Determined to make his celebration of Newborn a memorable bash, Williams masterminded the logistically daunting four-piano format. Pianists can rarely find one in-tune piano with good sound and action at a gig, let alone four. The concert is only possible because Yamaha is literally paying the freight -- shipping four grand pianos from city to city on the month-long tour.

“That is important,” says Miller, who lives in Easton, Pa., “because once you get accustomed to playing one particular instrument, it makes it easier. I mean horn players are always playing the same instrument. And just because we play piano, we’re forced to deal with a different instrument from night to night, from performance to performance. So this will be a real luxury.”

Granted, these are four talented pianists. But are four talented pianists too much of a good thing? Even two pianos can sound overly thick and busy if the players aren’t careful. Judging from their new album “The Key Players,” they can make it work.

“The Key Players” includes yet a fifth pianist, Donald Brown, although no more than four play at one time. Tracks include Miller’s “P.N.J.” (the initials of Phineas Newborn Jr.) and Ray Brown’s “Up There.” Newborn had improvised a lightning-fast intro on a version of “Up There” on a Howard McGhee-Teddy Edwards album called “Together Again.” The ensemble plays it in unison as a salute.

“The Key Players” also contains a version of “Moanin’,” the ensemble’s tribute to Art Blakey. Williams, Miller, Keezer and Brown all made a name for themselves at different times in Art Blakey’s Jazz Messengers. Mabern has performed with Miles Davis, J.J. Johnson and Sarah Vaughan, among others.

The piano can create many different sounds in the right hands, Williams explains, as the player varies his touch, uses the pedals or even plucks the strings. “The piano itself is an orchestra. You have the string section, the percussion section, the woodwind and the brass. It can sound like mountains, it can sound like water, you can get all kinds of musical illusions and aural illusions.

“I think the crucial element is listening,” says Miller. “I think we’ll all be intent on listening very, very deeply to what’s going on. And I think we all have enough knowledge, enough experience to know when the sound’s getting too much and when it’s not getting too much. But basically you won’t hear a wall of piano sound all the time.”

The audience probably will hear some duos and solos as well as four-piano workouts. The entire group will play written passages together and then let one pianist at a time solo with the rhythm section. But expect a little collective improvisation as well.
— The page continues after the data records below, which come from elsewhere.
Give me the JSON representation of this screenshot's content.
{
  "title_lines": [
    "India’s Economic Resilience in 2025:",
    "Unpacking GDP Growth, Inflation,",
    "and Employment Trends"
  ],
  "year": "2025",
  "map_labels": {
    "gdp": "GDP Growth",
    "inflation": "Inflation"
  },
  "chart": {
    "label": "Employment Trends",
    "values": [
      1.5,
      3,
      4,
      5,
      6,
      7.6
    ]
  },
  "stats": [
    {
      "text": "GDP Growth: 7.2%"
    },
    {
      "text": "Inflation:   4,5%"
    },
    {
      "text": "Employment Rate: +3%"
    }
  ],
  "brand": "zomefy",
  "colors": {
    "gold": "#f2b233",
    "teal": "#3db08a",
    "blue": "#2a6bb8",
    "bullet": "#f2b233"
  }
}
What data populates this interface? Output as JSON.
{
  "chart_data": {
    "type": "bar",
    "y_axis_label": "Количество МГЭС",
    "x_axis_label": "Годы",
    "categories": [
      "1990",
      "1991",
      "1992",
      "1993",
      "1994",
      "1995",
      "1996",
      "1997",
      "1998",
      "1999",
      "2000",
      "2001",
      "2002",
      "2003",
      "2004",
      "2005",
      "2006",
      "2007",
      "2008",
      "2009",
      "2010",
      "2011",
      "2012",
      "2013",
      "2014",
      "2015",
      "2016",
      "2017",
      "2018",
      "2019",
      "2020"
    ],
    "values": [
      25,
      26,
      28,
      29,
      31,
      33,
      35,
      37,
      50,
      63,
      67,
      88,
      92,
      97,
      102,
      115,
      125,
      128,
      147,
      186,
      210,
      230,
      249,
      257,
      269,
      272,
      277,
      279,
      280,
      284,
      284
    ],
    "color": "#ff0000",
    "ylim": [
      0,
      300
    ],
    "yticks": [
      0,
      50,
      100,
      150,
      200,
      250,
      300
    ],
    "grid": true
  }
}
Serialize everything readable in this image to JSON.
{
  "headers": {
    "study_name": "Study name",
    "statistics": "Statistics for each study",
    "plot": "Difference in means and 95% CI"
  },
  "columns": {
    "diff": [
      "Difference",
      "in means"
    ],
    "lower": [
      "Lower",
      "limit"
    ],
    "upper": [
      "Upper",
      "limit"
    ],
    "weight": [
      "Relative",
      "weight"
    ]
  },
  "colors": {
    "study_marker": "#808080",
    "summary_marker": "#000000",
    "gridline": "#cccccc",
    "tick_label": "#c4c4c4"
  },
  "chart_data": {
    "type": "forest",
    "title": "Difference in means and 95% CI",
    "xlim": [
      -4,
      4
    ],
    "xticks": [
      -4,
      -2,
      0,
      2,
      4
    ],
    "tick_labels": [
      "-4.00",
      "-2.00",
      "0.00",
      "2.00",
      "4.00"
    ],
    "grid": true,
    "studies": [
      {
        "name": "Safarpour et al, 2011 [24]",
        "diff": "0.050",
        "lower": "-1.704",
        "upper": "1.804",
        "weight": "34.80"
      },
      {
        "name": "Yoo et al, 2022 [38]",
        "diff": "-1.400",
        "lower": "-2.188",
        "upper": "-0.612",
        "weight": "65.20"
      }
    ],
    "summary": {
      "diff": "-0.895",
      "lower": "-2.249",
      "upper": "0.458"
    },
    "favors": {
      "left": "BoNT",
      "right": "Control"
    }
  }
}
Williams is excited because the four-piano group is sailing into uncharted waters. Yes, Stanley Cowell formed a seven-piece Piano Choir a few years back, and Mabern performed in it. But the multi-piano format is still mighty unusual. Combine that with the uncertainties of improvisation, and you get an element of, well, danger.

“You want to be able to walk on the edge a little bit,” says Williams. “Sure, some nights it might not work as effectively as others. But that’s what we all love with a great jazz performance, is that it’s not gonna be that predictable.”